Des ailes et un toit
21 septembre 2020Symbole du nouveau Roland-Garros, le court Philippe-Chatrier tient, enfin son toit rétractable, en forme d’aile. Didier Girardet, l’architecte de ce Central new-look, évoque sa conception, sa réalisation et les travaux, hors normes, qui sont toujours en cours, au sein de son jardin professionnel.
Le 5 février 2020, la 11e et dernière aile qui compose le toit rétractable du court Philippe-Chatrier a été posée, avec un mois d’avance. En tant qu’architecte de ce court Central, pour ce toit rétractable, avez-vous eu des contraintes imposées par votre maître d’ouvrage (la Fédération française de tennis) concernant la forme de cette couverture mobile?

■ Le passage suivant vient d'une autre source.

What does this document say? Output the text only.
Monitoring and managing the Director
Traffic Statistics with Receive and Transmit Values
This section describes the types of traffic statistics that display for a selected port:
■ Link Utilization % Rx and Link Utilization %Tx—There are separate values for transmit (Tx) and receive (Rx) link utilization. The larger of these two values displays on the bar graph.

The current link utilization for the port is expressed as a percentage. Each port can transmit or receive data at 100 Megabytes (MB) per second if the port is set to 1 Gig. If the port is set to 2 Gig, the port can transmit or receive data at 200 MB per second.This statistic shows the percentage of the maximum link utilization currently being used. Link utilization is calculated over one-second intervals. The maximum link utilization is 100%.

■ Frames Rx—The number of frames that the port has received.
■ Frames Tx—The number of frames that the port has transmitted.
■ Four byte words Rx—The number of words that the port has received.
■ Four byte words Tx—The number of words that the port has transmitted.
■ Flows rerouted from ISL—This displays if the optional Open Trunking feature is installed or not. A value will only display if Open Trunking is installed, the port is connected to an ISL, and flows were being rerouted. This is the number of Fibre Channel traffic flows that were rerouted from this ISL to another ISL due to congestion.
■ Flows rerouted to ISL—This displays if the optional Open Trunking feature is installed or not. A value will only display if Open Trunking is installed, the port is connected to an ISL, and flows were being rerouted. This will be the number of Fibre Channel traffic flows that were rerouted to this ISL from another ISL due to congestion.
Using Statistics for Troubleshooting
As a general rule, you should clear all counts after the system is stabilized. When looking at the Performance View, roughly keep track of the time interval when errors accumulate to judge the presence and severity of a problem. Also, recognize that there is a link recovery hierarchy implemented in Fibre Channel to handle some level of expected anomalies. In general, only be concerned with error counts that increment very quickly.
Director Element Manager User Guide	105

La problématique était relativement simple. Il fallait concevoir un ouvrage qui soit tout d’abord efficace en termes de protection par rapport à la pluie et qui, en même temps, soit le plus léger possible en termes d’architecture et fiable en termes de fonctionnement. Mais aussi harmonieux par rapport au reste du bâtiment qui a été totalement remodelé. Pour ce projet de couverture, le cabinet Girardet (en charge de la conception générale du projet) s’est associé à l’architecte ingénieur Daniel Vaniche. Les premières études sur ce projet ont démarré en 2010. La réalisation d’un ouvrage de cet ordre-là, c’est dix années de travail. Pour la petite histoire, en 2007, 2008, la Fédération française de tennis avait organisé un concours d’architecte et d’ingénieur pour un projet qui consistait à réaliser un toit au-dessus du Central de l’époque, sans le modifier. À ce moment-là, avec Daniel Vanich, nous nous étions associés pour participer à ce concours. Nous avions eu l’idée d’ailes, qui se replient les unes sur les autres, vers la tribune Jacques-Brugnon. À cette époque-là, la FFT avait estimé que c’était notre projet qui était le meilleur, celui qui lui avait le plus convenu. Par la suite, les choses ont évolué. Plutôt d’ajouter uniquement ce toit, sur le Central, comme une sorte de parapluie, il a semblé beaucoup plus pertinent à tout le monde de moderniser également les gradins. Investir un toit aussi sophistiqué sur une construction qui commençait à devenir obsolète, par certains aspects, eut été une bêtise. Dans la foulée, ce qui a été décidé, c’est que ce ne serait pas seulement un toit qui serait ajouté, mais un remodelage complet de l’ensemble du bâtiment. L’originalité de ce projet, c’est que la partie mobile soit sur toute la largeur du bâtiment. Cela nous a amené à proposer des ailes qui font environ 110 mètres de long (ndlr : la toiture couvre une surface d’un hectare.) Lorsque le toit reste ouvert, la surface de jeu et les gradins restent à l’air libre. L’idée, c’est que les gradins restent au soleil. Il n’y a que les gradins situés sous la partie de la toiture repliée qui resteront à l’ombre.
Qui a conçu ces ailes?
La Fédération française de tennis a organisé un appel d’offres. Une offre a été proposée par un groupement Vinci et Cimolai, une entreprise italienne située près de Venise. Je caricature, mais Vinci s’occupait plus de la partie gros œuvre et finitions des locaux et Cimolai a été responsabilisée pour toute la partie ossature métallique. Pas seulement le toit, mais aussi les poteaux qui tiennent les gradins et le toit. Cimolai (ndlr : qui avait notamment conçu le toit du Louis Armstrong Stadium de l’US Open) est une entreprise très spécialisée dans les constructions à ossature métallique et mobile.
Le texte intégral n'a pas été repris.